Hadis tersebut memakai kata امرأة
adalah bentuk nakirah jadi perempuan yang bersifat umum, sehingga perlu ada
taqyid atau batasan, artinya perempuan yang mempunyai kemampuan memimpin tidak
menjadi masalah kalau dia menjadi pimpinan atau memegang jabatan.
Kalau di lihat dari perawinya yaitu
Abû Bakrah, ia menggali hadis tersebut setelah kalahnya `Aisyah di perang
Jamal, yang telah terpendam 25 tahun dari ingatannya dalam situasi dan konteks
yang berbeda.(Fatima Mernisi, Wanita di dalam Islam, terj. Yaziar Radianti:62).

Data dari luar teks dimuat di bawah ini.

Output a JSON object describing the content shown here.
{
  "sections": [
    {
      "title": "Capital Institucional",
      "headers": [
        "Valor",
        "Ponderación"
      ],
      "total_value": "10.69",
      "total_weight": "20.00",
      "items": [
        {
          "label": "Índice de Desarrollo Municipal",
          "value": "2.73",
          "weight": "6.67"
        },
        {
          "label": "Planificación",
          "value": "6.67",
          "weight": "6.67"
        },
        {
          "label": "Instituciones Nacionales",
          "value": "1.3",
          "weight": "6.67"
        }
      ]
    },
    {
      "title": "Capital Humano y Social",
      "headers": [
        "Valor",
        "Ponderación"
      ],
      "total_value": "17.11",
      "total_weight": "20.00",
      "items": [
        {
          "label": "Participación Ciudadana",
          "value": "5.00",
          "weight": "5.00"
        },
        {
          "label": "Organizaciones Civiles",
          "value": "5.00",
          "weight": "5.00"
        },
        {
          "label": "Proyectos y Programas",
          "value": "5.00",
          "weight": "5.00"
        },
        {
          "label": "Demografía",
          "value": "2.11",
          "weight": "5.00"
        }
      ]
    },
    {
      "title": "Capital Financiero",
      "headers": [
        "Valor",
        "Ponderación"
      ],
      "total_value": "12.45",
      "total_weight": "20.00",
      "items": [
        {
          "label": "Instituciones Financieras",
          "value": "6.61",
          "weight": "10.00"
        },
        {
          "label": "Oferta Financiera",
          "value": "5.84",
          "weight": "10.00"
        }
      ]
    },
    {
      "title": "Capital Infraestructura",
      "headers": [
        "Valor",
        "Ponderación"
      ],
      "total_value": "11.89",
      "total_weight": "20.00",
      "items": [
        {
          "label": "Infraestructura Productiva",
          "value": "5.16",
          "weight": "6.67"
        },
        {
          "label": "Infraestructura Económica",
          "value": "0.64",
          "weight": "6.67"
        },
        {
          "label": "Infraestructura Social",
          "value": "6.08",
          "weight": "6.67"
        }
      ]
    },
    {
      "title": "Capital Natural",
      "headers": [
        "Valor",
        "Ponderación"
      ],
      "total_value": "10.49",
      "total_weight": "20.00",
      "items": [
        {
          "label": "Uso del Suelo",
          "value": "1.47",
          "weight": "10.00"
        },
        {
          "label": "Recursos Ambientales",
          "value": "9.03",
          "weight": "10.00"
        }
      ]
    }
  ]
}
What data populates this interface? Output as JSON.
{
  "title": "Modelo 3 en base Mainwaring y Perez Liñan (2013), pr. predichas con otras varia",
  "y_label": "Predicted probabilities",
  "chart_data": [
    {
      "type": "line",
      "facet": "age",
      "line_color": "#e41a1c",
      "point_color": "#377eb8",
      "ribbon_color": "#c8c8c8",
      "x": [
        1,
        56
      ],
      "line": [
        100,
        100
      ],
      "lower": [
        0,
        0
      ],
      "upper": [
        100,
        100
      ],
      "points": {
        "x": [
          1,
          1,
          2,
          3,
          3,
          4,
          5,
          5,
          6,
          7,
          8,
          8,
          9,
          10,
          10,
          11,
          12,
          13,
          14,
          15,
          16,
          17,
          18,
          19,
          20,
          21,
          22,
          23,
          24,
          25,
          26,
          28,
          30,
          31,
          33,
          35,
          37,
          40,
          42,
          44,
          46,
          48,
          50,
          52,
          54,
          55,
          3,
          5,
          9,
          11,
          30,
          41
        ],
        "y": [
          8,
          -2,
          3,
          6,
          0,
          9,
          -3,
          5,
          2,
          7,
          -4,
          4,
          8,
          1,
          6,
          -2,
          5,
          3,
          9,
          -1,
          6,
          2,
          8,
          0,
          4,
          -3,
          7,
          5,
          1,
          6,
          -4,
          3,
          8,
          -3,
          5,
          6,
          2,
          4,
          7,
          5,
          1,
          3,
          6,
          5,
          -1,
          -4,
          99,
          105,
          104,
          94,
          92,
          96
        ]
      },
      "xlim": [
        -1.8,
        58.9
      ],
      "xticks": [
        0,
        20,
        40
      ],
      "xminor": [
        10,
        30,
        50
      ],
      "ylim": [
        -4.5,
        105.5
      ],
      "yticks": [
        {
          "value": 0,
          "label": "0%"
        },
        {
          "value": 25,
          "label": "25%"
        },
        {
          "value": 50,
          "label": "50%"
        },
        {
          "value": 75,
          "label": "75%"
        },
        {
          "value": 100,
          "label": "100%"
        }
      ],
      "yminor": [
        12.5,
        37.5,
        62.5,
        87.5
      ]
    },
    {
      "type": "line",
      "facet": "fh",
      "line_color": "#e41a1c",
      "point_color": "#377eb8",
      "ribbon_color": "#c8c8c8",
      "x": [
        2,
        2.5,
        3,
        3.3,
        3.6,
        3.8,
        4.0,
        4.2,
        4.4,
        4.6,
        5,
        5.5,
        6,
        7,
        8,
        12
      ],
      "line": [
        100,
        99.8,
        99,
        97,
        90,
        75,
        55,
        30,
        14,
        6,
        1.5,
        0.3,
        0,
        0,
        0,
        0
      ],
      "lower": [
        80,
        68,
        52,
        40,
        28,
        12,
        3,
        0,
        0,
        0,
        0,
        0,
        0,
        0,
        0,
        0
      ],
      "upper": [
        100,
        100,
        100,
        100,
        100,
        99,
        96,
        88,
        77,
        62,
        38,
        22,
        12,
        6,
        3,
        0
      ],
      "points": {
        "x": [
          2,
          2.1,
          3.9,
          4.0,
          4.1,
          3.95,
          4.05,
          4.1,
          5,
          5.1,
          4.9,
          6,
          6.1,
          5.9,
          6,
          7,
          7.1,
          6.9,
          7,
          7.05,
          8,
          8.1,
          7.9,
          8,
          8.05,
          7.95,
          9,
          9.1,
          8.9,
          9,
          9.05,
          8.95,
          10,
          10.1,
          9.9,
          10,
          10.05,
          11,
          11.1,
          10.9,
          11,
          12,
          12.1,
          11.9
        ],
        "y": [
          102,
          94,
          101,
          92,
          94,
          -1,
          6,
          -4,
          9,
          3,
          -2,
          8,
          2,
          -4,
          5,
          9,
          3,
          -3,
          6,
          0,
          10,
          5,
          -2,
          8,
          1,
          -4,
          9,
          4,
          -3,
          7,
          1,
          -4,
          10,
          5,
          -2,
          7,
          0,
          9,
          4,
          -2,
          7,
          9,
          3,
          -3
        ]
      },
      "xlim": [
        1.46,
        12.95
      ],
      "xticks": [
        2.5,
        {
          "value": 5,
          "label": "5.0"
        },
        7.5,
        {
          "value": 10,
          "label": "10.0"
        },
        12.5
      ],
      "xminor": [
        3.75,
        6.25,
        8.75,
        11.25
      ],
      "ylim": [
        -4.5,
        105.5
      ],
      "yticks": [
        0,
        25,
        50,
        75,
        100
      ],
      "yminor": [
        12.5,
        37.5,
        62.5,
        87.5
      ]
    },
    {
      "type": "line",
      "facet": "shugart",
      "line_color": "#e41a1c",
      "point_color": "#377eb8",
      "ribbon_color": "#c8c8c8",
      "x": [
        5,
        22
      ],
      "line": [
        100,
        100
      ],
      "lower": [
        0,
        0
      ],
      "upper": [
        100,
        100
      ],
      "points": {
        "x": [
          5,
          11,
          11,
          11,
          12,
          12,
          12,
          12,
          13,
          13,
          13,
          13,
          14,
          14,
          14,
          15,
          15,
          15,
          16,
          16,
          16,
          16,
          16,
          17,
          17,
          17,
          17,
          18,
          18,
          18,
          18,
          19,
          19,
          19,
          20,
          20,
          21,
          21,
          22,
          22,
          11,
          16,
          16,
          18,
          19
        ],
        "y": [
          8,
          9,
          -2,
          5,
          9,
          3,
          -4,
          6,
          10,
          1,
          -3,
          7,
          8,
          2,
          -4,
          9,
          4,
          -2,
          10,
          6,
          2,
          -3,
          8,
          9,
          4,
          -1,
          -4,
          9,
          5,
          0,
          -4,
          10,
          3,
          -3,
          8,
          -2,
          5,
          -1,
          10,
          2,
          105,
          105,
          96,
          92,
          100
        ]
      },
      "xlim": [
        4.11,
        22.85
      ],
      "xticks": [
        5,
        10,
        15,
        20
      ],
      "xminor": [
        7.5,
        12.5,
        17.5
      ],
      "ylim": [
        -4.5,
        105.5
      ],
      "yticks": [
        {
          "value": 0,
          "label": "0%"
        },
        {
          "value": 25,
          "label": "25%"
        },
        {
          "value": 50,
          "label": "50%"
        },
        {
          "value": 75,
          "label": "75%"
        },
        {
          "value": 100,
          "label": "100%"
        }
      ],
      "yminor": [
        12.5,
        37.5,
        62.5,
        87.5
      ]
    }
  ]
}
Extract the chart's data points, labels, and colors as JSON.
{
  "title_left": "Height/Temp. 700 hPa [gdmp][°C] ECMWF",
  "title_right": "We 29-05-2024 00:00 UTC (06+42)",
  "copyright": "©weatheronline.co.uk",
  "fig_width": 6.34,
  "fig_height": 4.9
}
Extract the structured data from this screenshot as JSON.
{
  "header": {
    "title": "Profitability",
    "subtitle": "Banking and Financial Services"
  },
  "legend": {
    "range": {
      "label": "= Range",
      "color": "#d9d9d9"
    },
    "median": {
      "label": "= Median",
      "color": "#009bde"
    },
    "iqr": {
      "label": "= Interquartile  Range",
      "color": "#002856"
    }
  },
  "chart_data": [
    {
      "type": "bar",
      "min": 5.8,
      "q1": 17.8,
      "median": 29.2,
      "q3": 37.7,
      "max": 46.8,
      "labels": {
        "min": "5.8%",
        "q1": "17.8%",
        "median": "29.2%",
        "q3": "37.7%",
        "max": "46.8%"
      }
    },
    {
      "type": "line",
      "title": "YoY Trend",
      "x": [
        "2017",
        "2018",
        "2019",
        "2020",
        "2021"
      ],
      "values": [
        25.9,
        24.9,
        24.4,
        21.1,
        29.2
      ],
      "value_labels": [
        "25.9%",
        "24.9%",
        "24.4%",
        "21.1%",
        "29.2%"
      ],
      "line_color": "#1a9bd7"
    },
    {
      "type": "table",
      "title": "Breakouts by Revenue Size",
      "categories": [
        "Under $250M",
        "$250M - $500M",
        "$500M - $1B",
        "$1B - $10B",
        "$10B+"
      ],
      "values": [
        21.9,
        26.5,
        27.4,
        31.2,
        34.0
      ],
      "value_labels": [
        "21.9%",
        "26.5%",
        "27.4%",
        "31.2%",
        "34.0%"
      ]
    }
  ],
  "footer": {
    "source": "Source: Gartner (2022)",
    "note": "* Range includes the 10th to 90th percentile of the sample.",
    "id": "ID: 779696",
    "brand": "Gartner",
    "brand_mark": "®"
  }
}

Hadis itu tidak ada sebelum perang
jamal, dimana `Aisyah isteri Nabi menjadi pimpinan pasukan yang di dalamnya
banyak sahabat mengikutinya, tidak seorangpun sahabat keberatan atas
kepemimpinannya. Bahkan Abû Bakrahpun ada, dan tidak membelot darinya.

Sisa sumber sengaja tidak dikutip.